Architecture and Ethics
Architecture’s concern with ethics is perhaps more clearly highlighted when asking about its relations to social and political concerns. What does this tell us about the knowledge and discipline of architecture?
Works of architecture—not just great or iconic works, but those where design is manifest in practical concerns—are also aesthetic achievements. A well-built house, for example, is not a bunker but potentially a home—where the notion of it being a home has an aesthetic and moral valence that ideally contributes to the well-being of its inhabitants. Architecture is often judged in terms of aesthetic and technical, rather than moral, criteria. Yet, the view that judgments based on aesthetic criteria are independent of those based on moral criteria has a history of being challenged. The idea that the aesthetic value of an art work, including architecture, is independent of moral considerations, and so should properly be judged apart from such considerations—the view in philosophical aesthetics known as “aestheticism” or “autonomism”—is perhaps more easily disputed in architecture than in any other aesthetic endeavor. Even on the face of it, architecture impacts our daily lives in ways that are morally significant. Architecture’s concern with aesthetics is mediated in ways that, according to some, make it an essentially ethical discipline.
As we have seen, various understandings of the relation between form and function already contain ethically normative precepts. Adolf Loos’s functionalism, as implied in his claim about ornament and crime, is ethically as well as architecturally grounded. While some architectural theory remains focused on Vitruvius’s elements and the relation between form and function, contemporary discussion about the relationship between architecture (including landscape architecture, and other planning and design professions) and ethics (including social and political philosophy), has refocused the discussion in different terms.
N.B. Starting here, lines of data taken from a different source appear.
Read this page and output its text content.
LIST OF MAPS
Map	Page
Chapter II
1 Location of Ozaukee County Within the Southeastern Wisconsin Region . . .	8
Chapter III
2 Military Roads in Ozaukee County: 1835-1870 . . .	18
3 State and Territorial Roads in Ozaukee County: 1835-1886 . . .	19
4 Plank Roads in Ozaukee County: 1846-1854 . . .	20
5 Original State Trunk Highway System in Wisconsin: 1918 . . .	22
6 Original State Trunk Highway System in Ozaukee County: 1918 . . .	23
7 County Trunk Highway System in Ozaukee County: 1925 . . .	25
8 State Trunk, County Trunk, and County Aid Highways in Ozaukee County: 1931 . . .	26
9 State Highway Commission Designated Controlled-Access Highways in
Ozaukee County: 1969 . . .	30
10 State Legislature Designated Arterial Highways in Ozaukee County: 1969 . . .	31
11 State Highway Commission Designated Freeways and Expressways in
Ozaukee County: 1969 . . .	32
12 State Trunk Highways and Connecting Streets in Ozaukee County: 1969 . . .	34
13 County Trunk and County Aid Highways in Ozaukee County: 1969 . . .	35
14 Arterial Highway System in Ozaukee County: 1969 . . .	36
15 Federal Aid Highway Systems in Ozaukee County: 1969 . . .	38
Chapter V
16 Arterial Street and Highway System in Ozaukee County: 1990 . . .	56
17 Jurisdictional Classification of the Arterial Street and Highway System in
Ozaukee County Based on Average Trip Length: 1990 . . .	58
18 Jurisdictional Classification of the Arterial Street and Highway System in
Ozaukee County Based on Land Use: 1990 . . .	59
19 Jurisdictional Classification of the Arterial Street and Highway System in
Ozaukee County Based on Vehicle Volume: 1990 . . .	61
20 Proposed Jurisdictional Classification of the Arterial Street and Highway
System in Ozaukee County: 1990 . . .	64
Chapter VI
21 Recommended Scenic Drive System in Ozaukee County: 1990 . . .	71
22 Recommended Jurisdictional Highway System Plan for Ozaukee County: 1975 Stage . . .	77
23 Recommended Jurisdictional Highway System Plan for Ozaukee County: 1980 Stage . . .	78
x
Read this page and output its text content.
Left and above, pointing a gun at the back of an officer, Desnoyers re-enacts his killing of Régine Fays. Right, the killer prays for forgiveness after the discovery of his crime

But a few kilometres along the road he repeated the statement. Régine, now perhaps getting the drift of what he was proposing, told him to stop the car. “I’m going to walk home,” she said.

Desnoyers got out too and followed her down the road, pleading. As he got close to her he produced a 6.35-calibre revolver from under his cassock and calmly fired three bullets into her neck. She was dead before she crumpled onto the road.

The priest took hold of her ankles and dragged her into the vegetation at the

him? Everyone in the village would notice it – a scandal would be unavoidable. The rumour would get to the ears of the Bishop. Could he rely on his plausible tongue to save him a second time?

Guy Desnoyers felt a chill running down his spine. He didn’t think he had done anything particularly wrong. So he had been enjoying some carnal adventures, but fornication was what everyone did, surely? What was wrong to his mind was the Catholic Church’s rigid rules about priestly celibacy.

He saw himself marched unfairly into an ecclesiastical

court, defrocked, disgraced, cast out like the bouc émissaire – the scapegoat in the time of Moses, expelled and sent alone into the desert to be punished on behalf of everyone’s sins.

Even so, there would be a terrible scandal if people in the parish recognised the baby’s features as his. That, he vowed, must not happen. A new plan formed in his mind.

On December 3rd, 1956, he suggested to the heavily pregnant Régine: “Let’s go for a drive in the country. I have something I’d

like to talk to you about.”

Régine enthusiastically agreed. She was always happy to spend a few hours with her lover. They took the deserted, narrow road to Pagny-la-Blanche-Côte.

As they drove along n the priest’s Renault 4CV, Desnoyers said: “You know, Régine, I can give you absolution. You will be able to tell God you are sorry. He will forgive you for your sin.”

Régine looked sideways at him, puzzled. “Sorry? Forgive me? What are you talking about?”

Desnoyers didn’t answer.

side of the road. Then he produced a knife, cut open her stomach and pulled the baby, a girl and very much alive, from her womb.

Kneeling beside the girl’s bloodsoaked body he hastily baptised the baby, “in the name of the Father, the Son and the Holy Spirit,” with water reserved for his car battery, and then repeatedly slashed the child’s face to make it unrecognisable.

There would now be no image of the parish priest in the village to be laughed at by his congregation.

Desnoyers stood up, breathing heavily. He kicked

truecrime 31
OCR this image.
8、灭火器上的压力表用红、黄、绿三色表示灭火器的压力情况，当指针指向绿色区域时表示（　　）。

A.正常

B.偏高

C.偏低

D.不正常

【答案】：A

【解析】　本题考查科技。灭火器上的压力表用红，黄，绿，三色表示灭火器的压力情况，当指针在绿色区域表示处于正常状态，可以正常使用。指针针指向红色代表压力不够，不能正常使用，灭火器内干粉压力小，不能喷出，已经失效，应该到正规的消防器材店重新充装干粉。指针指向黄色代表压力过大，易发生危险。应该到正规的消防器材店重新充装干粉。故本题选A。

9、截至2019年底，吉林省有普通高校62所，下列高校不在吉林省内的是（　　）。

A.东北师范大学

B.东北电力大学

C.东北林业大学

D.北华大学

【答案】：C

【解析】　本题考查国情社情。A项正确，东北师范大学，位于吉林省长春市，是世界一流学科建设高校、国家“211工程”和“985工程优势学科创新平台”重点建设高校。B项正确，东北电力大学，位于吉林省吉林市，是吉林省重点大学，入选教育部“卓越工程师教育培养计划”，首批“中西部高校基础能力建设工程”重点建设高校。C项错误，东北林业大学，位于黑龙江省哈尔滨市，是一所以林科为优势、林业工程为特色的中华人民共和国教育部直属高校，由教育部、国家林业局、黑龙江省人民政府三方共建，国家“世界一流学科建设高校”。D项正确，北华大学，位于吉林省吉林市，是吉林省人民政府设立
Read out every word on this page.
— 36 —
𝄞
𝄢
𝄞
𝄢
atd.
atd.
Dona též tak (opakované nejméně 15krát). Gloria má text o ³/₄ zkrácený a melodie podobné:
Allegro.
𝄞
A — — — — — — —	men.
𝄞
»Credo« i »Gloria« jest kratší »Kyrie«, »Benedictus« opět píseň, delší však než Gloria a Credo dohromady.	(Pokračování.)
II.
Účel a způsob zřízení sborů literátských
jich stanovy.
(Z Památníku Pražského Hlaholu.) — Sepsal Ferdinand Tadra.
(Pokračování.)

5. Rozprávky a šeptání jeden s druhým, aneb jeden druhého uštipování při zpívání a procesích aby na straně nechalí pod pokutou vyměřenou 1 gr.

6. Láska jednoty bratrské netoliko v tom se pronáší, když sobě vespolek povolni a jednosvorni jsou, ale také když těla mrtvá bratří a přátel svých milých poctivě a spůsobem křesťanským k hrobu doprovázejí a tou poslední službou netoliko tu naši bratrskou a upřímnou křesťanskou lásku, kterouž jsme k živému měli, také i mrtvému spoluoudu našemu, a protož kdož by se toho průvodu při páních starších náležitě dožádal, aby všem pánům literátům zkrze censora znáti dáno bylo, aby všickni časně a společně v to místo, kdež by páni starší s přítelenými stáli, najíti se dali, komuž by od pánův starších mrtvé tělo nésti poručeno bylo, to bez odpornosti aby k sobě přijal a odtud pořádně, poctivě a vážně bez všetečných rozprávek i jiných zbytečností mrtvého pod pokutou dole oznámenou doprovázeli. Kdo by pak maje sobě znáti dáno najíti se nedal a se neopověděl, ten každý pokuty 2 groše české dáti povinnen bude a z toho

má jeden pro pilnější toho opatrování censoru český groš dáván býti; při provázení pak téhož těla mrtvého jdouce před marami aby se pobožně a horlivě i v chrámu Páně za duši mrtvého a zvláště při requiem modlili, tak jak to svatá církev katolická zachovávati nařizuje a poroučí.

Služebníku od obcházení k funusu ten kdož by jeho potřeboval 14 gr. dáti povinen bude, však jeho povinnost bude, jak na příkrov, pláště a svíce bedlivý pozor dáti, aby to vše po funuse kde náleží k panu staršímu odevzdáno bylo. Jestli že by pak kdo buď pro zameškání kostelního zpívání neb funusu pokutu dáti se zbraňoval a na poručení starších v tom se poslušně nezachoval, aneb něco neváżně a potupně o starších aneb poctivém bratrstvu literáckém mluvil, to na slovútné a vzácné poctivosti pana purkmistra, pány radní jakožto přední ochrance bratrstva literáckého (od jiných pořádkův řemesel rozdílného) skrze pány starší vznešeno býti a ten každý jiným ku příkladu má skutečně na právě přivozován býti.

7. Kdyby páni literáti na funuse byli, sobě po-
Thus, Lagueux (2004) argues for an intrinsic connection between architecture and ethics, distinguishing this connection from art forms and professions in which, he argues, any connection with ethics is extrinsic. He claims that architectural problems are, at one and the same time, ethical problems and that the two, being intrinsically related though not identical, must be solved at the same time and in the same way. This alleged connection between architecture and ethics may be seen to be a reformulation or evolution of the Vitruvian problem, where the notion of function or utility (or essential function) is interpreted as irreducibly ethical in part, and the “ethical” is understood to include judgments about value—about what is “good” as well as about what is right.
Even if it is true that interventions in the urban landscape have ethical implications as Brain believes, this would not necessarily substantiate Lagueux’s claim that architecture should recognize its inherently ethico-political character. The two sets of problems might best be kept separate and, to a degree, resolved separately. Nevertheless, in practice there may be reason to believe he is right, even if no sharp distinction can always be made between architecture and other disciplines (for example, medicine and biology) as to whether ethical considerations are intrinsic.
Lagueux’s claim regarding architecture and ethics as opposed to other disciplines may seem implausible. Medicine, for example, inevitably confronts its practitioners with practical moral problems and dilemmas that must be considered in relation to the concrete details of the situation. Lagueux does not deny this, but claims that such moral problems remain moral problems and that there is no fundamental or intrinsic connection between the medical and ethical aspects of the problem. One might, for instance, bring in an ethical specialist for advice—as indeed is often the case. Lagueux needs to explain why he sees architecture as having resources for dealing with the moral issues it raises that medicine lacks. If doctors not trained in ethics cannot deal with the issues, what qualifies similarly untrained architects to do so?
Lagueux would say that insofar as architects are not ethically competent, they are also not architecturally competent. In other words, unlike the case of medicine, ethical and aesthetic problems are linked in such a way that ideally they must be resolved at one and the same time—even in the absence of any unique solution. Insofar as architecture (or the architect) does not have resources for dealing with the moral issues it fails as architecture. Lagueux’s claim is that, unlike the case of medicine, the architect qua architect requires ethical training because they cannot practice architecture without it. He does not also claim that architecture is unique in this respect as against all the other arts (for example cinematography), in that it alone has ethical and aesthetic issues intrinsically linked. In any case, even if one denies that Lagueux’s claim is universally true, one might accept it as characteristic of architecture.
Since Lagueux sees aesthetics and ethics as intrinsically connected in architecture in a way they are not in other disciplines, architecture for Lagueux is characterized by the way it presents the practitioner with ethical problems linked to aesthetic ones. For example, the placement of windows and doors in a building should be done in such a way that it satisfies both aesthetic considerations like pleasing views, as well as ethical ones such as due concern for neighbors’ privacy. A more complex example would be designing a public atrium as part for a corporate complex where due consideration is given on the one hand to its utility as public accessible space—responding to the needs, desires and values of those who inhabit and traverse the space—and on the other to perhaps the conflicting concerns, or incommensurate values, of those inhabiting neighboring work environments. A more abstract case yet might be the construction of a public space—a park or a square—designed to be aesthetically pleasing but also, by means of its design, to promote certain civic and democratic values.